Unfortunately, all of the upstream test cases are symmetrical, so "choosing the wrong vector" and "reading the bitmask backwards" are indistinguishable. I added an additional test case:
let r: u32x8 = simd_select_bitmask(0b11110101u8, a, b);
let e = u32x8(0, 9, 2, 11, 4, 5, 6, 7);
assert_eq!(r, e);
This passes on x86_64-unknown-linux-musl
, but fails on powerpc64-unknown-linux-musl
with:
thread 'main' panicked at 'assertion failed: `(left == right)`
left: `u32x8(0, 1, 2, 3, 12, 5, 14, 7)`,
right: `u32x8(0, 9, 2, 11, 4, 5, 6, 7)`', src/test/run-pass/simd/simd-intrinsic-generic-select.rs:50:9
The two "unlike" elements were chosen from the wrong place in the vector.
Since the vectors are 256 bits, and the POWER VSX registers are only 128 bits wide, LLVM must split each vector across two registers. The following powerpc64 assembly is from the last test case (0b11110000u8
), and clearly shows that LLVM (not the hardware) picks the first half of a
and the second half of b
:
0x000000000000416c <+36>: li r3,0
36 unsafe {
37 let a = u32x8(0, 1, 2, 3, 4, 5, 6, 7);
0x0000000000004170 <+40>: stw r3,288(r1)
0x0000000000004174 <+44>: li r3,1
0x0000000000004178 <+48>: stw r3,292(r1)
0x000000000000417c <+52>: li r3,2
0x0000000000004180 <+56>: stw r3,296(r1)
0x0000000000004184 <+60>: li r3,3
0x0000000000004188 <+64>: stw r3,300(r1)
0x000000000000418c <+68>: li r3,4
0x0000000000004190 <+72>: stw r3,304(r1)
0x0000000000004194 <+76>: li r3,5
0x0000000000004198 <+80>: stw r3,308(r1)
0x000000000000419c <+84>: li r3,6
0x00000000000041a0 <+88>: stw r3,312(r1)
0x00000000000041a4 <+92>: li r3,7
0x00000000000041a8 <+96>: stw r3,316(r1)
0x00000000000041ac <+100>: li r3,8
38 let b = u32x8(8, 9, 10, 11, 12, 13, 14, 15);
0x00000000000041b0 <+104>: stw r3,320(r1)

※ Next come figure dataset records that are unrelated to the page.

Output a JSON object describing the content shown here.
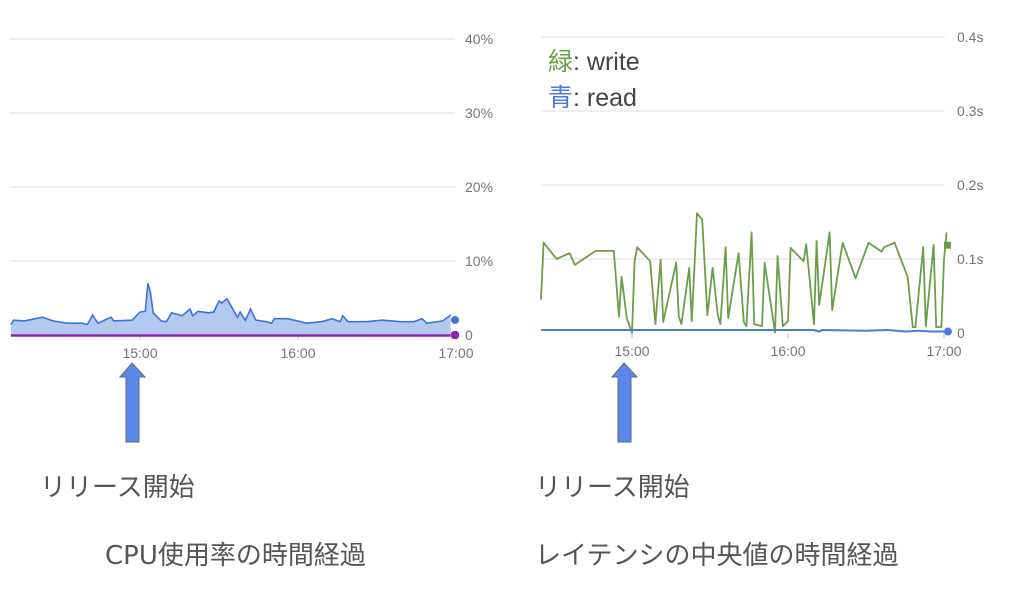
{
  "chart_data": [
    {
      "type": "area",
      "title": "CPU使用率の時間経過",
      "annotation": "リリース開始",
      "annotation_time": "15:00",
      "y_ticks": [
        "0",
        "10%",
        "20%",
        "30%",
        "40%"
      ],
      "y_tick_values": [
        0,
        10,
        20,
        30,
        40
      ],
      "x_ticks": [
        "15:00",
        "16:00",
        "17:00"
      ],
      "ylim": [
        0,
        40
      ],
      "xlim": [
        "14:11",
        "17:00"
      ],
      "y_axis_side": "right",
      "grid": true,
      "colors": {
        "cpu": "#3f73d9",
        "cpu_fill": "#b4c9ef",
        "baseline": "#8e24aa"
      },
      "series": [
        {
          "x": [
            "14:11",
            "14:12",
            "14:16",
            "14:23",
            "14:27",
            "14:32",
            "14:38",
            "14:40",
            "14:42",
            "14:44",
            "14:49",
            "14:50",
            "14:57",
            "15:00",
            "15:02",
            "15:03",
            "15:04",
            "15:05",
            "15:08",
            "15:10",
            "15:12",
            "15:16",
            "15:19",
            "15:20",
            "15:22",
            "15:26",
            "15:28",
            "15:30",
            "15:31",
            "15:33",
            "15:34",
            "15:37",
            "15:38",
            "15:40",
            "15:42",
            "15:44",
            "15:48",
            "15:50",
            "15:51",
            "15:56",
            "16:01",
            "16:03",
            "16:09",
            "16:13",
            "16:16",
            "16:17",
            "16:19",
            "16:26",
            "16:32",
            "16:39",
            "16:44",
            "16:47",
            "16:49",
            "16:55",
            "16:58"
          ],
          "y": [
            1.4,
            2.0,
            1.9,
            2.4,
            1.9,
            1.6,
            1.6,
            1.4,
            2.7,
            1.6,
            2.4,
            1.9,
            2.0,
            3.1,
            3.2,
            7.0,
            5.7,
            3.0,
            1.9,
            1.8,
            3.0,
            2.6,
            3.5,
            2.6,
            3.2,
            3.0,
            3.1,
            4.6,
            4.3,
            4.9,
            4.3,
            2.4,
            3.1,
            2.0,
            3.5,
            2.0,
            1.8,
            1.6,
            2.2,
            2.2,
            1.8,
            1.6,
            1.8,
            2.2,
            1.8,
            2.6,
            1.8,
            1.8,
            2.0,
            1.8,
            1.8,
            2.2,
            1.6,
            1.9,
            2.7
          ]
        },
        {
          "x": [
            "14:11",
            "16:58"
          ],
          "y": [
            0,
            0
          ]
        }
      ]
    },
    {
      "type": "line",
      "title": "レイテンシの中央値の時間経過",
      "annotation": "リリース開始",
      "annotation_time": "15:00",
      "legend": [
        {
          "key": "緑",
          "sep": ": ",
          "label": "write",
          "color": "#6a9f4a"
        },
        {
          "key": "青",
          "sep": ": ",
          "label": "read",
          "color": "#4a7bd8"
        }
      ],
      "legend_placement": "top-left",
      "y_ticks": [
        "0",
        "0.1s",
        "0.2s",
        "0.3s",
        "0.4s"
      ],
      "y_tick_values": [
        0,
        0.1,
        0.2,
        0.3,
        0.4
      ],
      "x_ticks": [
        "15:00",
        "16:00",
        "17:00"
      ],
      "ylim": [
        0,
        0.4
      ],
      "xlim": [
        "14:25",
        "17:00"
      ],
      "y_axis_side": "right",
      "grid": true,
      "series": [
        {
          "name": "write",
          "color": "#6a9f4a",
          "x": [
            "14:25",
            "14:26",
            "14:31",
            "14:36",
            "14:38",
            "14:46",
            "14:53",
            "14:55",
            "14:56",
            "14:58",
            "15:00",
            "15:01",
            "15:02",
            "15:07",
            "15:09",
            "15:11",
            "15:12",
            "15:17",
            "15:18",
            "15:19",
            "15:22",
            "15:23",
            "15:25",
            "15:27",
            "15:29",
            "15:31",
            "15:33",
            "15:34",
            "15:36",
            "15:37",
            "15:41",
            "15:43",
            "15:44",
            "15:46",
            "15:47",
            "15:50",
            "15:51",
            "15:55",
            "15:56",
            "15:58",
            "16:00",
            "16:01",
            "16:06",
            "16:07",
            "16:10",
            "16:11",
            "16:12",
            "16:16",
            "16:17",
            "16:21",
            "16:26",
            "16:31",
            "16:36",
            "16:37",
            "16:41",
            "16:46",
            "16:48",
            "16:49",
            "16:52",
            "16:53",
            "16:56",
            "16:57",
            "16:59",
            "17:00",
            "17:01"
          ],
          "y": [
            0.045,
            0.122,
            0.1,
            0.108,
            0.092,
            0.111,
            0.111,
            0.022,
            0.076,
            0.02,
            0.0,
            0.097,
            0.116,
            0.097,
            0.012,
            0.099,
            0.015,
            0.095,
            0.022,
            0.012,
            0.088,
            0.016,
            0.162,
            0.153,
            0.024,
            0.088,
            0.024,
            0.012,
            0.116,
            0.02,
            0.108,
            0.015,
            0.009,
            0.136,
            0.012,
            0.009,
            0.095,
            0.001,
            0.104,
            0.009,
            0.016,
            0.115,
            0.097,
            0.12,
            0.012,
            0.124,
            0.038,
            0.136,
            0.031,
            0.122,
            0.074,
            0.122,
            0.11,
            0.116,
            0.122,
            0.076,
            0.008,
            0.008,
            0.116,
            0.009,
            0.119,
            0.008,
            0.008,
            0.099,
            0.136
          ]
        },
        {
          "name": "read",
          "color": "#4a7bd8",
          "x": [
            "14:25",
            "16:10",
            "16:12",
            "16:13",
            "16:30",
            "16:38",
            "16:45",
            "16:50",
            "16:55",
            "17:00"
          ],
          "y": [
            0.004,
            0.004,
            0.002,
            0.004,
            0.003,
            0.004,
            0.002,
            0.003,
            0.002,
            0.002
          ]
        }
      ]
    }
  ]
}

0x00000000000041b4 <+108>: li r3,9
0x00000000000041b8 <+112>: stw r3,324(r1)
0x00000000000041bc <+116>: li r3,10
0x00000000000041c0 <+120>: stw r3,328(r1)
0x00000000000041c4 <+124>: li r3,11
0x00000000000041c8 <+128>: stw r3,332(r1)
0x00000000000041cc <+132>: addi r3,r1,336
0x00000000000041d0 <+136>: li r4,12
0x00000000000041d4 <+140>: stw r4,336(r1)
0x00000000000041d8 <+144>: li r4,13
0x00000000000041dc <+148>: stw r4,340(r1)
0x00000000000041e0 <+152>: li r4,14
0x00000000000041e4 <+156>: stw r4,344(r1)
0x00000000000041e8 <+160>: li r4,15
0x00000000000041ec <+164>: stw r4,348(r1)
...
60 let r: u32x8 = simd_select_bitmask(0b11110000u8, a, b);
0x00000000000048cc <+1924>: addi r3,r1,288
0x00000000000048d0 <+1928>: lvx v2,0,r3
0x00000000000048d4 <+1932>: addi r3,r1,336
0x00000000000048d8 <+1936>: lvx v3,0,r3
0x00000000000048dc <+1940>: addi r3,r1,1488
0x00000000000048e0 <+1944>: stvx v3,0,r3
0x00000000000048e4 <+1948>: addi r3,r1,1472
0x00000000000048e8 <+1952>: stvx v2,0,r3
So is this a bug in the test, because it should be ensuring that the bitmask is in native vector/endian order? Or in the implementation of simd_select_bitmask
, because it should always take a little-endian bitmask and reverse the bits as necessary?